Notwithstanding the fact that Ms. Nishina had worked just over six years with Azuma, only two of which were in Canada, the Court awarded her 12 months’ pay in lieu of notice. A major factor for the Court in awarding this long period of notice was the fact that Ms. Nishina had a work permit that restricted her to working only with Azuma. The Court found this situation analogous to one in which an employee is terminated while working within a “one-employer” town. In other words, in assessing damages, the Court took into account its view that the restrictive work permit would seriously inhibit Ms. Nishina’s ability to find alternate employment.
The Court also took Ms. Nishina’s immigration status into account when considering whether to award additional damages for mental distress. The Court held that Azuma breached its obligation to act in good faith since it ought to have known that its behaviour would have caused Ms. Nishina great difficulties, particularly in light of her immigration status. Ultimately, mental distress damages were not awarded because of insufficient evidence of quantifiable loss. However, the Court did award $20,000.00 for punitive damages because it felt that Azuma acted inappropriately in terminating Ms. Nishina for cause.
Although decided in British Columbia, the case serves as a warning to employers looking to hire foreign workers. If the decision is truly suggestive of a trend towards higher severance for foreign workers whose re-employment options are limited by virtue of their immigration status, then employers may wish to keep the following recommendations in mind:
What does this mean for employers?
Pay attention to the immigration process
Azuma prepared Ms. Nishina’s work permit and included the restrictive conditions which left her with so few employment options following her termination. Employers may wish to leave employees more flexibility in the preparation of similar documents if they want to avoid the risk of increased severance.
Invest in well-drafted employment contracts
Employers can help to reduce the uncertainty relating to potential disputes with foreign workers through well-designed employment contracts. A contract can anticipate contentious issues in advance, such as termination, and help establish who will be liable in such circumstances.

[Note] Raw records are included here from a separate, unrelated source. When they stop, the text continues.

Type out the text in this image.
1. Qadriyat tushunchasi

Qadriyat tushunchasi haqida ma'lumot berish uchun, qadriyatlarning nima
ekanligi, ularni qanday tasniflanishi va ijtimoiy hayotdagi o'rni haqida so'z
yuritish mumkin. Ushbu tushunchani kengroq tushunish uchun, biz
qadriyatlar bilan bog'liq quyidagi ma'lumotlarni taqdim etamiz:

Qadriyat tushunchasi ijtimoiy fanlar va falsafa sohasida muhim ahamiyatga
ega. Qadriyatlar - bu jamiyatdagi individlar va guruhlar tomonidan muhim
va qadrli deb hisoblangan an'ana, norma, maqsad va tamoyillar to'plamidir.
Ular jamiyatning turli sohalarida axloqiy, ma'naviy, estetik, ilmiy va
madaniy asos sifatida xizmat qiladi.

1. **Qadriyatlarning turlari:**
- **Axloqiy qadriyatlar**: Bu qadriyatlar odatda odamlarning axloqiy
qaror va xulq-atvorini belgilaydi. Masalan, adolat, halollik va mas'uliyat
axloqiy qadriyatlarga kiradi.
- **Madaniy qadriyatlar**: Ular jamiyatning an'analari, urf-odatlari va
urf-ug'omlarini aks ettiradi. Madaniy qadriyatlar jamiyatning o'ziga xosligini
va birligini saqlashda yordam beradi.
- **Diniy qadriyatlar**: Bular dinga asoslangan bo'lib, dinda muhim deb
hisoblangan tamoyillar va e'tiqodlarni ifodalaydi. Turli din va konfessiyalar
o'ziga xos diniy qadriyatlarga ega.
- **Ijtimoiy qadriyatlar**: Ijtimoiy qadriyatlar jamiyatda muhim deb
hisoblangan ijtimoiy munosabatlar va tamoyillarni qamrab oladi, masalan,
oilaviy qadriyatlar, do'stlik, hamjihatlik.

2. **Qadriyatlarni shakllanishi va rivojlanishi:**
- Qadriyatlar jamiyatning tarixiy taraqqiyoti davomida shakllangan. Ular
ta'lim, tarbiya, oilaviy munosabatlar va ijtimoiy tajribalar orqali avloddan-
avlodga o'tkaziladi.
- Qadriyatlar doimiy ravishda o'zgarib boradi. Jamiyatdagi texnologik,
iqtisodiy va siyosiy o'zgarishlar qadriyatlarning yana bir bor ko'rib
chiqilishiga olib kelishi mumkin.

Be particularly wary of vulnerable employees
Where an employer takes over an employee’s affairs concerning their immigration and employment, such that the employer is able to use its power and discretion to affect the employee’s legal and practical interests, the employer could also be found to be a fiduciary. In so doing, the employer could expose itself to additional liability if it does not exercise proper care with respect to the employee.